Phyllid initiation and expansion during gametophore development. Wild-type moss protonemal tissue in microfluidic chambers was imaged with bright-field on a wild-field microscope. A, During early stages of phyllid initiation, cell division occurred every 4 to 6 h. Cell lineages were traced with different colors when cell boundaries were visible. Red lines indicate new cell divisions that were clearly observed. Scale bar, 20 µm. See Supplemental Movie S5. B, Gray dash lines outline an expanding phyllid. Five cells within this phyllid were traced with different colors over time. Cell expansion was clearly observed, while cell division was rarely seen. Blue arrowheads indicate a rhizoid emerging from the base of this gametophore. Scale bar, 50 µm. See Supplemental Movie S6. C, Cell expansion rates were measured from the five cells outlined in B. Area, cell length, and cell width of each cell were measured at 40, 48, 56, 64, and 72 h from the time-lapse acquisition. Color lines in this graph correspond to the cell with the same color in B. D, Even with confinement, bud initials were able to develop and expand three or four phyllids. Scale bar, 50 µm. See Supplemental Movie S7.

Figure 6.

Microfluidic chambers are amenable to confocal microscopy. A, YFP targeted to the Golgi reveals a tip-focused accumulation of Golgi dictyosomes. mCherry targeted to the mitochondria. GFP targeted to the peroxisomes. GFP-GUS fusion targeted to the nucleus. Scale bar, 25 µm. B, A cell division event observed in a rhizoid emerging from the base of a gametophore. Moss tissue expressing Myo8A-GFP (green) and mCherry-tubulin (red) was imaged on a scanning confocal microscope. Images are maximum intensity projection of z-stacks from a time-series acquisition.

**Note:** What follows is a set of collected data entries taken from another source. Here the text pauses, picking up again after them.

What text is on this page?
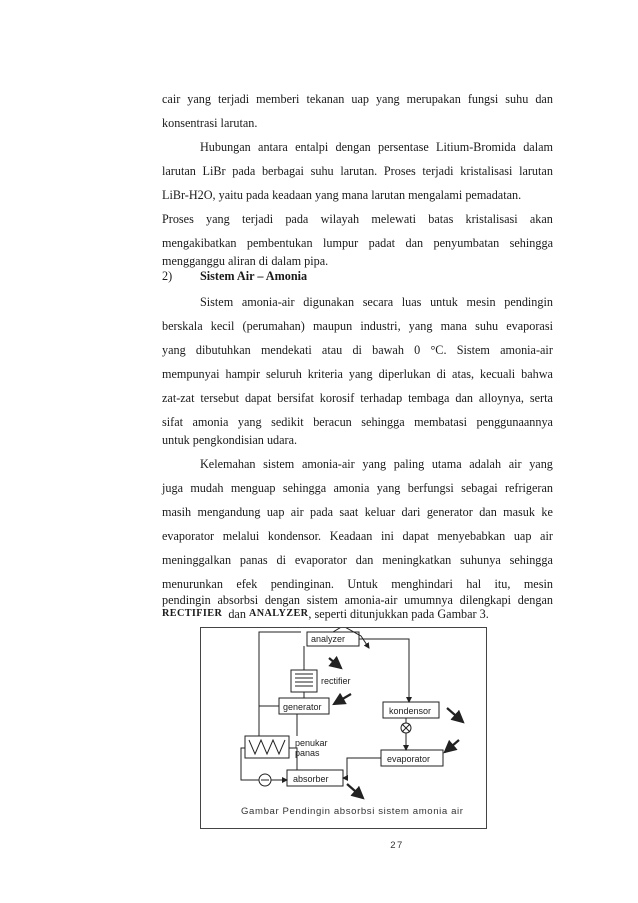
cair yang terjadi memberi tekanan uap yang merupakan fungsi suhu dan
konsentrasi larutan.
Hubungan antara entalpi dengan persentase Litium-Bromida dalam
larutan LiBr pada berbagai suhu larutan. Proses terjadi kristalisasi larutan
LiBr-H2O, yaitu pada keadaan yang mana larutan mengalami pemadatan.
Proses yang terjadi pada wilayah melewati batas kristalisasi akan
mengakibatkan pembentukan lumpur padat dan penyumbatan sehingga
mengganggu aliran di dalam pipa.
2) Sistem Air – Amonia
Sistem amonia-air digunakan secara luas untuk mesin pendingin
berskala kecil (perumahan) maupun industri, yang mana suhu evaporasi
yang dibutuhkan mendekati atau di bawah 0 °C. Sistem amonia-air
mempunyai hampir seluruh kriteria yang diperlukan di atas, kecuali bahwa
zat-zat tersebut dapat bersifat korosif terhadap tembaga dan alloynya, serta
sifat amonia yang sedikit beracun sehingga membatasi penggunaannya
untuk pengkondisian udara.
Kelemahan sistem amonia-air yang paling utama adalah air yang
juga mudah menguap sehingga amonia yang berfungsi sebagai refrigeran
masih mengandung uap air pada saat keluar dari generator dan masuk ke
evaporator melalui kondensor. Keadaan ini dapat menyebabkan uap air
meninggalkan panas di evaporator dan meningkatkan suhunya sehingga
menurunkan efek pendinginan. Untuk menghindari hal itu, mesin
pendingin absorbsi dengan sistem amonia-air umumnya dilengkapi dengan
RECTIFIER
dan
ANALYZER , seperti ditunjukkan pada Gambar 3.
analyzer
rectifier
generator	kondensor
penukar
panas
evaporator
absorber
Gambar Pendingin absorbsi sistem amonia air
27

Scale bar, 10 µm. See Supplemental Movie S8.

Figure 7.

Functional drug flow-through experiments. A, Subapical cells expressing LifeAct-mRuby2 were imaged near the cortex with a scanning confocal microscope. Treatment with 25 µm (A) and 50 µm LatB (B) rapidly depolymerizes most actin filaments. Every 2 min, 30 s of no-delay acquisition was acquired for each cell (see Supplemental Movies S1–S11). A single image from each acquisition is shown. See Supplemental Movie S9. B, Tip growth in caulonemal and rhizoid cells was inhibited by 50 µm LatB. Approximately 1 mL of medium containing 50 µm LatB was injected into the PDMS chamber at time 0. Images were acquired every 10 min with bright-field on a wide-field microscope. Selected time points are shown. See Supplemental Movie S10.

Figure 8.

Δbrk1 plants growing in microfluidic chambers. A, Comparison of ∆brk1 plants grown for 2 weeks on agar or in microfluidic chambers. Scale bar, 50 µm. B, left column, ∆brk1 chloronemata growing in microfluidic chamber; right column, Δbrk1 filament undergoing comparatively rapid growth. Black arrows indicate initial position of the apical cells throughout the series. Scale bar, 10 µm. See Supplemental Movie S11. C, Quantification of growth rates. Error bars are se.